The second way to manage Bang Fever is to cure it.  And there’s only one cure.  You’re going to have to cut your bangs.  Now don’t get me wrong, I’m not necessarily an advocate of self-trimming.  But as a self-proclaimed Bang Fever expert who has been studying cases for years, I’m TELLING you, the ONLY cure is to cut your bangs.  Yes, your hair appointment might be tomorrow.  Doesn’t matter.  The Fever will consume you regardless because it doesn’t care when your hair appointment is.  All the Fever cares about is instant gratification.

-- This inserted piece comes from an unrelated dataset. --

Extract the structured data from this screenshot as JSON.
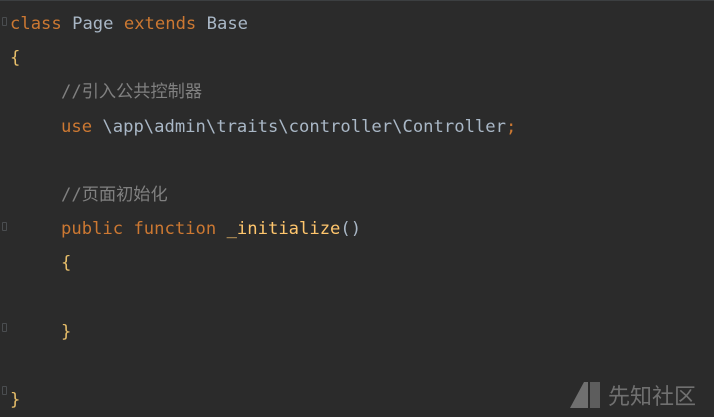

Two weeks ago I woke up with the Fever.  I had kept the symptoms at arm’s length for a year.  Every time Bang Fever would flair up, I’d just remind myself how much I was determined to try out long, 70’s hippy hair.  I ignored the symptoms and tried to carry on with my life.  One week before my brother’s wedding, however, the Fever starting whispering sweet nothings in my ear.  I swear there were hallucinations – hallucinations of a frightfully large forehead in a future family photo that would be taken at the wedding.  And so in my sickness I reached out to Brian.  I let him know how miserable with the Fever I was.  He did his best to talk me off the ledge, reminding me of my efforts in the last year to manage the Fever.  But the problem was that after the conversation he left me alone to run an errand.  Listen.  When someone is as sick as I was, you must NEVER leave them alone in a house with scissors.  A half hour later Brian came back to this mess in the bathroom:

But I was cured.  And I don’t regret it.  Especially since it’s suddenly gotten so chilly, it’s nice to have something to keep my face warm.

Forehead before:

Forehead after:


  1. Okay. This is serious… I have had this fever for decades!!! So much so, that I just look wistfully at other lovely foreheads out there having a good time, while mine is safely hidden away. My condition has been so severe over the years that my husband can attest to the fact that part of our Lamaze training included bang instructions. On my list of things NOT to do during labor and childbirth was to touch my bangs. Or mop my sweaty brow and muss them up! Because bang fever tells me that mine is a forehead that’s better tucked away. And I have a pair of scissors and thinning shears that live in very close proximity to my bathroom sink. Thank you SO much for addressing this issue. I’m so relieved to know that I’m not alone. And that I don’t have to feel shame while I am snipping away at a few hairs now and then. No matter what my hairdresser says!

  2. October 3, 2011

    A HA HA HA! Sweet nothings…. oh my I like this one!

      • October 6, 2011

        mm hmmm mom loved to cut bangs on us when we were little. Do you remember her ever saying “get your hair out of your eyes?” I’m trying to recall….

  3. November 19, 2011
    LauriLauri Cornman

    I haven’t had bangs in about 10 years, and almost gave into it at my last haircut appt, but my nice beautician was wise enough to talk me out of it. I have way too big a cowlick for such a thing.

  4. January 21, 2012

    I can feel the fever coming on for the past few days. Yikes my appointment with you is still several weeks away! No promises.